Por muita sorte, o disparo explosivo não afundou seu crânio. A única consequência que sofreu com a onda de choque foi alguns ralados no corpo. “Se eles tivessem me acertado… eu teria ido de base. Vai ver, acordei com a sorte me sorrindo.”.

Revitalizado pelo prana elétrico após uma batalha intensa, seu coração vibrava com o Heart Discharge ativado. A missão de deixá-lo ligado por um período maior foi um sucesso, o que permitiu com que aguentasse o tombo lento na praia.

De certa forma, estava no auge da sua juventude. A Pirâmide Vital da Tempestade lhe fornecia as tormentas, enquanto seu tonabless lhe inundava com o florescer da vigorosidade. Lotus estava no topo do mundo, mesmo derrubado na superfície.

No entanto, a situação estava longe de se acalmar.
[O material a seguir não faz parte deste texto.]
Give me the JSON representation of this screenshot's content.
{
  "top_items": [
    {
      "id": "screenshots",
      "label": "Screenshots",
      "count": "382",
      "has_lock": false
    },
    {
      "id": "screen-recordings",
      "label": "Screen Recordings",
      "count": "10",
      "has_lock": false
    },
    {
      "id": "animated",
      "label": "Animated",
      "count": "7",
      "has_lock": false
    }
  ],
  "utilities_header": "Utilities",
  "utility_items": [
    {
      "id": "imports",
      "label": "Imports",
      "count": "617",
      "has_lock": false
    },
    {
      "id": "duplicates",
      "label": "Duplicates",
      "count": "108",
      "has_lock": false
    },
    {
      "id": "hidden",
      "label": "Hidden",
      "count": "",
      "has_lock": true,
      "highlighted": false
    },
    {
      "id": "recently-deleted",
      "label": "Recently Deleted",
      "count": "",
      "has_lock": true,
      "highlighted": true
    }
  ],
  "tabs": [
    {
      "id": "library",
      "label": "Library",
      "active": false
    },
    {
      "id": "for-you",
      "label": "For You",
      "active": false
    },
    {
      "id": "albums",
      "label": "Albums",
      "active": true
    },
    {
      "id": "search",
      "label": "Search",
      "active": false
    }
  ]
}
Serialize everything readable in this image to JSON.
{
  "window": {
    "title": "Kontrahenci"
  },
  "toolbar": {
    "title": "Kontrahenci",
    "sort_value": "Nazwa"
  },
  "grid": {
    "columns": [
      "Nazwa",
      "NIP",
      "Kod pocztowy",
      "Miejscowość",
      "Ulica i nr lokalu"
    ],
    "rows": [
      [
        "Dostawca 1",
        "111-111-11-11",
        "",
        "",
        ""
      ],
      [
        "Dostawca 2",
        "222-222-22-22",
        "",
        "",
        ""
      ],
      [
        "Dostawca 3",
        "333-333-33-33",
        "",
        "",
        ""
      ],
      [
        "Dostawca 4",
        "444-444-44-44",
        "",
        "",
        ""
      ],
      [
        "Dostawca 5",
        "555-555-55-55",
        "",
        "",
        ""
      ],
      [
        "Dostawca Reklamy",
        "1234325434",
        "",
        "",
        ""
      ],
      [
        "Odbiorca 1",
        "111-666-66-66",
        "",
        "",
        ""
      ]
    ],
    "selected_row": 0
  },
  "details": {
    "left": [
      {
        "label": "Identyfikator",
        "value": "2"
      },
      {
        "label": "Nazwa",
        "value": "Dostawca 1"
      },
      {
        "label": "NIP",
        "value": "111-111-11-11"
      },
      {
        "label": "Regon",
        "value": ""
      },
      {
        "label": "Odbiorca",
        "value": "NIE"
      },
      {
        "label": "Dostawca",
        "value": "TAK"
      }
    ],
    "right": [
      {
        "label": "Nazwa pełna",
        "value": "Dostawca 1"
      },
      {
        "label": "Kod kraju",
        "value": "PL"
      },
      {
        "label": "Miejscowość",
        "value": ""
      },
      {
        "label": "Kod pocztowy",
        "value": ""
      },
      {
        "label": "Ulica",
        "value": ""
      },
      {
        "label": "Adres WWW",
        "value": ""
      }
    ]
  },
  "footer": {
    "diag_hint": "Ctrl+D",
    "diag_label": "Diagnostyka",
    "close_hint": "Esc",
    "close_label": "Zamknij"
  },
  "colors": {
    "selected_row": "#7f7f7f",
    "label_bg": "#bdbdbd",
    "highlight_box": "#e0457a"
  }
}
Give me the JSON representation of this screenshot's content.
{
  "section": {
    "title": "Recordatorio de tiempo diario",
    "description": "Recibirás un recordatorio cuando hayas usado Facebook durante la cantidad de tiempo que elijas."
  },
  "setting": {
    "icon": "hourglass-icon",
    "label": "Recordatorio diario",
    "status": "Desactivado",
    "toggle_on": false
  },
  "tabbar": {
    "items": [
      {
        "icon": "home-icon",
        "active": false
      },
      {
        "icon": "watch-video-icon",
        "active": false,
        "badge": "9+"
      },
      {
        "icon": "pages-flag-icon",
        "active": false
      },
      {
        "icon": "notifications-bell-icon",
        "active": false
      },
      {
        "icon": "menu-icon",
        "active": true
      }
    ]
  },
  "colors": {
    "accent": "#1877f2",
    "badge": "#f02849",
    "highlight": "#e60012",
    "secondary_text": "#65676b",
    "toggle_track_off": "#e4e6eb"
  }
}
Durante o tempo deitado na beira-mar, veículos de guerra da Voquinity emergiram do horizonte em busca de um poder ancestral.

— Eu não vou ter paz tão cedo assim… preciso acabar com eles de alguma forma, assim como eu fiz com aquele assassino! — Em meio a dor, Lotus submerge as manoplas no chão e se reergue como uma fênix.

Ao dar tapas nas luvas para eliminar a sujeira, ele fitou o vasto mar adiante, com as águas furiosas como a tempestade incessante. Apesar de perfurante, o gotejar gelado anestesiava levemente suas feridas.

Diante de dois titãs dos oceanos, o jovem notou que estava sendo almejado para a morte. Canhões imponentes o encaravam com ódio, prestes a expelirem um plasma corrosivo para sua alma. 

— Eu não posso cair aqui! Ainda estou vivo, mesmo depois de tudo que aconteceu. Eu ainda sou um Vital! — reforçou para si mesmo.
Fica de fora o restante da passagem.